1969’da Remzi Kitabevi’ nden
çıkmış elimdeki kitap. Realist Türk romanının ilk örneğiymiş. Dili başta
zorlayacak gibiydi, ama sonra ben mi alıştım ne, kolay geldi. Sürükleyici bir kitap.
Kitap Boğaziçi’nde mehtapta bir
sandal sefası ile başladı ve hayal ettiğimde gerçekten orada olmak istedim.
Eski İstanbul manzaraları kitapta geniş yer kaplıyor, ve her tarafta
karaktersiz beton yığınları görülmeyen bu İstanbul tasviri bana ferahlık verdi.
Konuya gelince, Zehra kıskanç
tabiatlı, kardeşini bile boğmaya teşebbüs etmiş bir kızdır. Babasının yanında çalışan Suphi ile
evlenir. Hatta “nikahlıların yekdiğerine görünmesi İstanbul’da adet
olmadığından” düğüne kadar yine birbirlerinden uzak kalırlar. Düğünden sonra Suphi’nin
annesi, bunların mutlu yaşamına çomak sokacağını düşünmeden güzel hizmetçi kız
Sırrıcemal’i konağa getirir (bu romanda da bir Sırrıcemal, bir Zehra’nın dadısı
Nazikter isimleriyle iz bırakanlardan oldu J) Zehra kızı kıskandığı için
itip kakarken maalesef Suphi’nin ona önce acımasına, sonra gönül vermesine
sebep olur.
İlginç ve kültürlü bir karakter
olan Zehra, Monte Kristo kontunu defalarca okuyarak kontun düşmanlarından nasıl
intikam aldığını inceler. Bir noktada karar verdim ki, romanın adı “Suphi”

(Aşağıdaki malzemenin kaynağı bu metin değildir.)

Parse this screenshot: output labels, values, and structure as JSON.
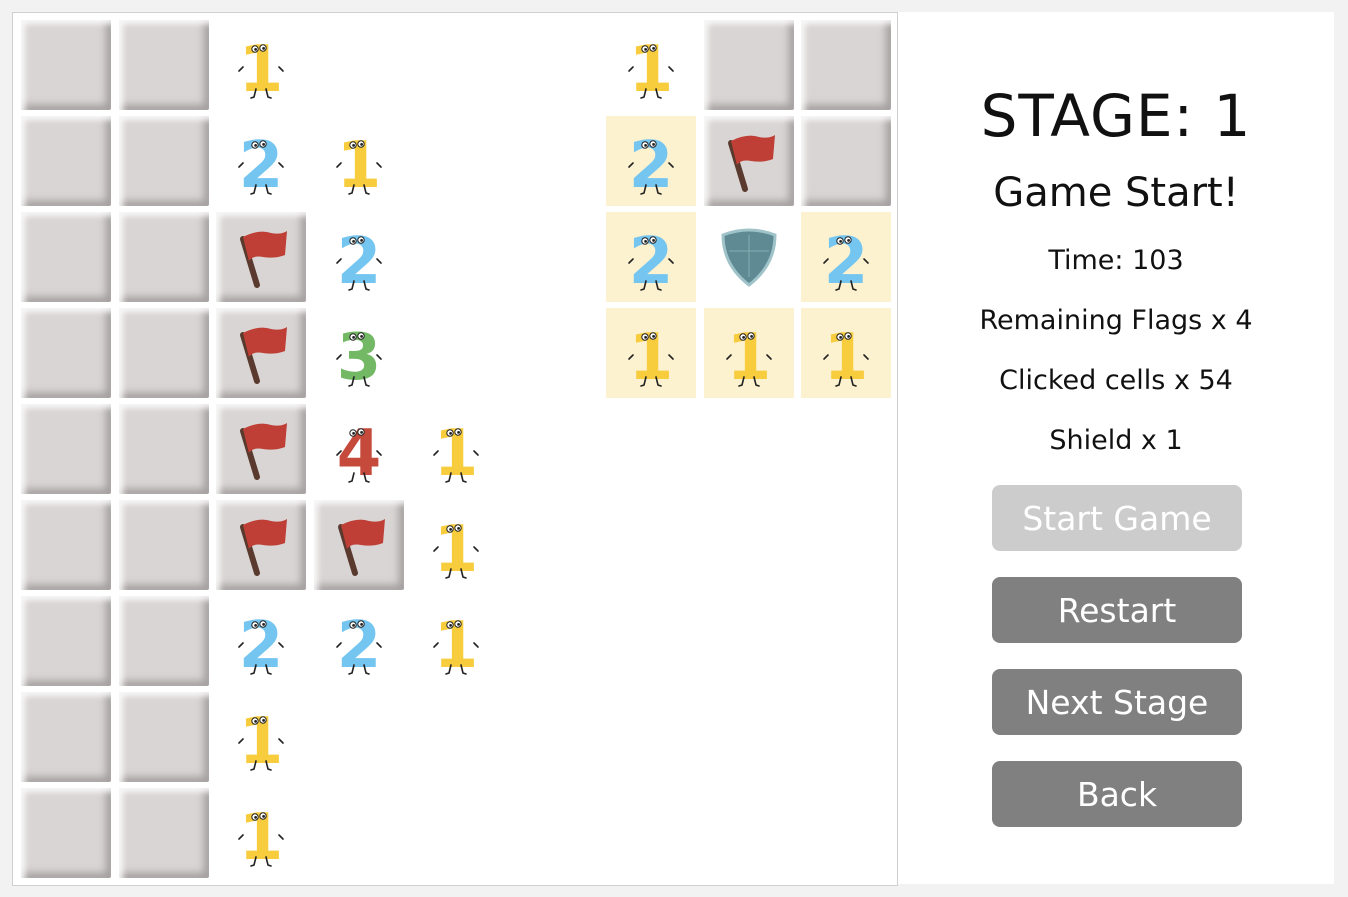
{
  "stage": {
    "label": "STAGE: 1"
  },
  "status": "Game Start!",
  "info": {
    "time": "Time: 103",
    "flags": "Remaining Flags x 4",
    "clicked": "Clicked cells x 54",
    "shield": "Shield x 1"
  },
  "buttons": {
    "start": "Start Game",
    "restart": "Restart",
    "next": "Next Stage",
    "back": "Back"
  },
  "colors": {
    "1": "#f7cc3d",
    "2": "#74c5f0",
    "3": "#72b865",
    "4": "#c54a3c",
    "flag": "#bf3f36",
    "pole": "#5a3a2e",
    "shield": "#5f8a93",
    "highlight": "#fdf2cf"
  },
  "board": [
    [
      "C",
      "C",
      "1",
      "E",
      "E",
      "E",
      "1",
      "C",
      "C"
    ],
    [
      "C",
      "C",
      "2",
      "1",
      "E",
      "E",
      "2h",
      "F",
      "C"
    ],
    [
      "C",
      "C",
      "F",
      "2",
      "E",
      "E",
      "2h",
      "S",
      "2h"
    ],
    [
      "C",
      "C",
      "F",
      "3",
      "E",
      "E",
      "1h",
      "1h",
      "1h"
    ],
    [
      "C",
      "C",
      "F",
      "4",
      "1",
      "E",
      "E",
      "E",
      "E"
    ],
    [
      "C",
      "C",
      "F",
      "F",
      "1",
      "E",
      "E",
      "E",
      "E"
    ],
    [
      "C",
      "C",
      "2",
      "2",
      "1",
      "E",
      "E",
      "E",
      "E"
    ],
    [
      "C",
      "C",
      "1",
      "E",
      "E",
      "E",
      "E",
      "E",
      "E"
    ],
    [
      "C",
      "C",
      "1",
      "E",
      "E",
      "E",
      "E",
      "E",
      "E"
    ]
  ]
}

olsaymış da olurmuş, zavallı Zehra intikam alacağım derken adam itfaiyeci oldu,
katil oldu, en son Trablusgarp’a sürüldü. İtfaiyecilik günleri ayrıntılarıyla
anlatılırken, bir yangında her semtten sandıklarıyla yangına giden sandıkçılar
tasvir ediliyordu. Tuhaf olan şu ki, adamlar yangın söndürmeye gidiyor, ama
olur da sandıklardan biri diğerinin önüne geçerse hobaa kavgaya tutuşuyorlar.
Düz ovada keklik gibi seken adamların hali başka tabi, yangına gide gele kanları
kaynıyor.
Nabizade Nazım’ın Kara Bibik
adlı kitabı da okunabilir, üslubu sevdim.

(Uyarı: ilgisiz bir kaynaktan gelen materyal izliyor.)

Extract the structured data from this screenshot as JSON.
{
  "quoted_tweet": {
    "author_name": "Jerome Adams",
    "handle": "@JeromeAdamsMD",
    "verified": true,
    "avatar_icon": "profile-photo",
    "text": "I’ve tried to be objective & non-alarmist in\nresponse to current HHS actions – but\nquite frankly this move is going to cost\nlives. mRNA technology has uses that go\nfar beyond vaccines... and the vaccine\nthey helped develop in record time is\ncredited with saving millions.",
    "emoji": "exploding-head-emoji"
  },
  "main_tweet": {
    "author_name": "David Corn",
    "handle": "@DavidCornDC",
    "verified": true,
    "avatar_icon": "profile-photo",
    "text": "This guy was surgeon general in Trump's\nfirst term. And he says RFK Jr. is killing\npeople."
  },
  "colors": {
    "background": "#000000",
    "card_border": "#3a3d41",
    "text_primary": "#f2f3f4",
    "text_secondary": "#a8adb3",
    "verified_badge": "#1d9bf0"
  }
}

Kıskançlığın kitabından notlar:
“Bir hayli zamandan beri sükunet
bulmuş zannolunan kıskançlığı müvellidülhumuzaya (oksijene) temas etmiş fosfor
tozu gibi birdenbire kemal-i sürat ve şiddetle parlayıverdi”.
“Tiz-refsar olanın pâyına dâmen
dolaştığı gibi Suphi’nin şu tehalükü de müddet-i halecanı uzatmıştı”. ( Barış
Manço’nun “Aman Yavaş Aheste” şarkısında söylediği “Tiz-refsar olanın pâyına
dâmen dolaşır” sözü “acele yürüyenin eteği ayağına dolaşır” demekmiş.)